I hate cancelling on things. I’ll break myself to avoid disappointing someone, only to turn up feeling exhausted and disconnected, and spend half the evening tripping back and forth to the bathroom for time out to avoid having to be "on".
That has to stop.
Back to book club. Four of the eight of us had tried to cancel. Michelle told me to come as I was, bring Fin, have a wine and leave if I needed to.
She tucked Fin up, sent me home for a glittery dress, and soon enough we were playing charades and popping Christmas crackers (there’s very little book in book club).

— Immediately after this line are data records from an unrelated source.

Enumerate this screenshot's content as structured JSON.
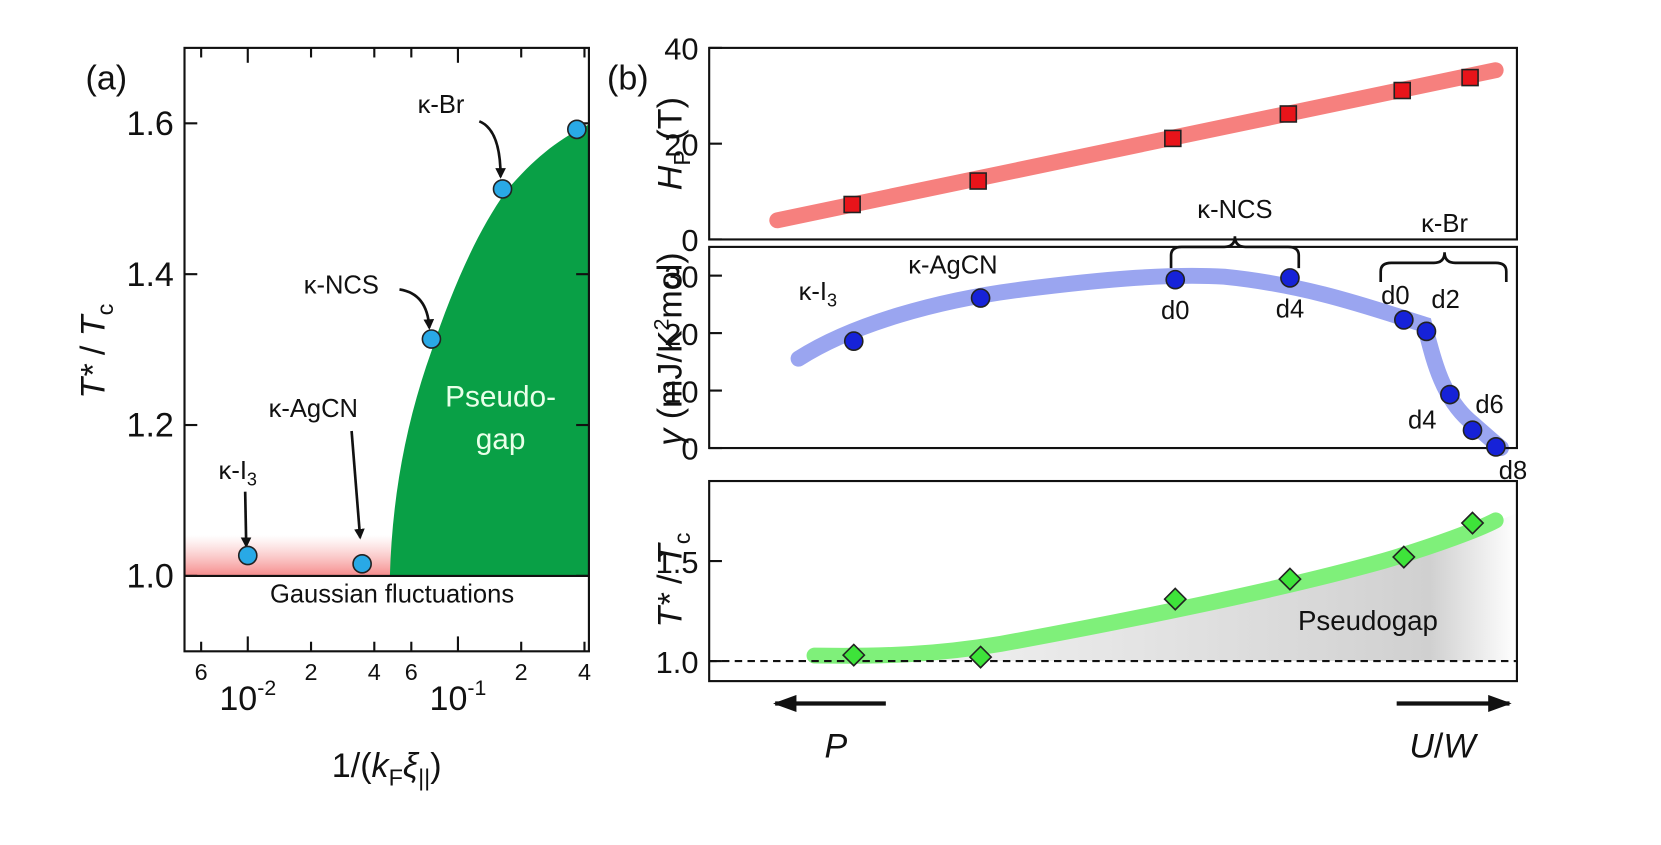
{
  "chart_data": [
    {
      "type": "scatter",
      "panel": "(a)",
      "xlog": true,
      "xlim": [
        0.005,
        0.42
      ],
      "ylim": [
        0.9,
        1.7
      ],
      "xticks": [
        {
          "value": 0.006,
          "label": "6"
        },
        {
          "value": 0.01,
          "label": "10",
          "sup": "-2"
        },
        {
          "value": 0.02,
          "label": "2"
        },
        {
          "value": 0.04,
          "label": "4"
        },
        {
          "value": 0.06,
          "label": "6"
        },
        {
          "value": 0.1,
          "label": "10",
          "sup": "-1"
        },
        {
          "value": 0.2,
          "label": "2"
        },
        {
          "value": 0.4,
          "label": "4"
        }
      ],
      "yticks": [
        {
          "value": 1,
          "label": "1.0"
        },
        1.2,
        1.4,
        1.6
      ],
      "x": [
        0.01,
        0.035,
        0.0748,
        0.163,
        0.368
      ],
      "values": [
        1.027,
        1.016,
        1.314,
        1.513,
        1.592
      ],
      "color": "#29a9e6",
      "marker": "circle",
      "refline": "solid",
      "xlabel": [
        "1/(",
        "k",
        "F",
        "ξ",
        "||",
        ")"
      ],
      "ylabel": [
        "T*",
        " / ",
        "T",
        "c"
      ],
      "annotations": [
        {
          "text": "κ-I",
          "sub": "3"
        },
        {
          "text": "κ-AgCN"
        },
        {
          "text": "κ-NCS"
        },
        {
          "text": "κ-Br"
        }
      ],
      "region_label": [
        "Pseudo-",
        "gap"
      ],
      "band_label": "Gaussian fluctuations"
    },
    {
      "type": "scatter",
      "panel": "(b)",
      "xlim": [
        0,
        100
      ],
      "ylim": [
        0,
        40
      ],
      "yticks": [
        0,
        20,
        40
      ],
      "x": [
        17.7,
        33.3,
        57.4,
        71.7,
        85.8,
        94.2
      ],
      "values": [
        7.3,
        12.2,
        21.1,
        26.2,
        31.1,
        33.8
      ],
      "color": "#e8141a",
      "marker": "square",
      "ylabel": [
        "H",
        "P",
        " (T)"
      ]
    },
    {
      "type": "scatter",
      "xlim": [
        0,
        100
      ],
      "ylim": [
        0,
        35
      ],
      "yticks": [
        0,
        10,
        20,
        30
      ],
      "x": [
        17.9,
        33.6,
        57.7,
        71.9,
        86.0,
        88.8,
        91.7,
        94.5,
        97.4
      ],
      "values": [
        18.6,
        26.1,
        29.3,
        29.6,
        22.3,
        20.3,
        9.3,
        3.1,
        0.2
      ],
      "point_labels": [
        null,
        null,
        "d0",
        "d4",
        "d0",
        "d2",
        "d4",
        "d6",
        "d8"
      ],
      "color": "#1622d8",
      "marker": "circle",
      "ylabel": [
        "γ",
        " (mJ/K",
        "2",
        "mol)"
      ],
      "groups": [
        {
          "text": "κ-I",
          "sub": "3"
        },
        {
          "text": "κ-AgCN"
        },
        {
          "text": "κ-NCS"
        },
        {
          "text": "κ-Br"
        }
      ]
    },
    {
      "type": "scatter",
      "xlim": [
        0,
        100
      ],
      "ylim": [
        0.9,
        1.9
      ],
      "yticks": [
        {
          "value": 1,
          "label": "1.0"
        },
        1.5
      ],
      "x": [
        17.9,
        33.6,
        57.7,
        71.9,
        86.0,
        94.5
      ],
      "values": [
        1.03,
        1.02,
        1.31,
        1.41,
        1.52,
        1.69
      ],
      "color": "#3ee33a",
      "marker": "diamond",
      "refline": "dashed",
      "ylabel": [
        "T*",
        " / ",
        "T",
        "c"
      ],
      "region_label": "Pseudogap",
      "arrows": [
        "P",
        "U",
        "/",
        "W"
      ]
    }
  ]
}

My friends didn’t care if I was on form. They just cared that I was OK. My shoulders visibly retreated as I joined in the laughter.
The board meeting the next day went ahead without me. We were prepared. Resolutions passed. The strategy session waited.
I even got kind messages and offers of help. No harm done.
So what’s my takeaway for this year? Be brutally honest about what I should care more about, and where I could care less.
• Sarah Ramsay is chief executive of United Machinists.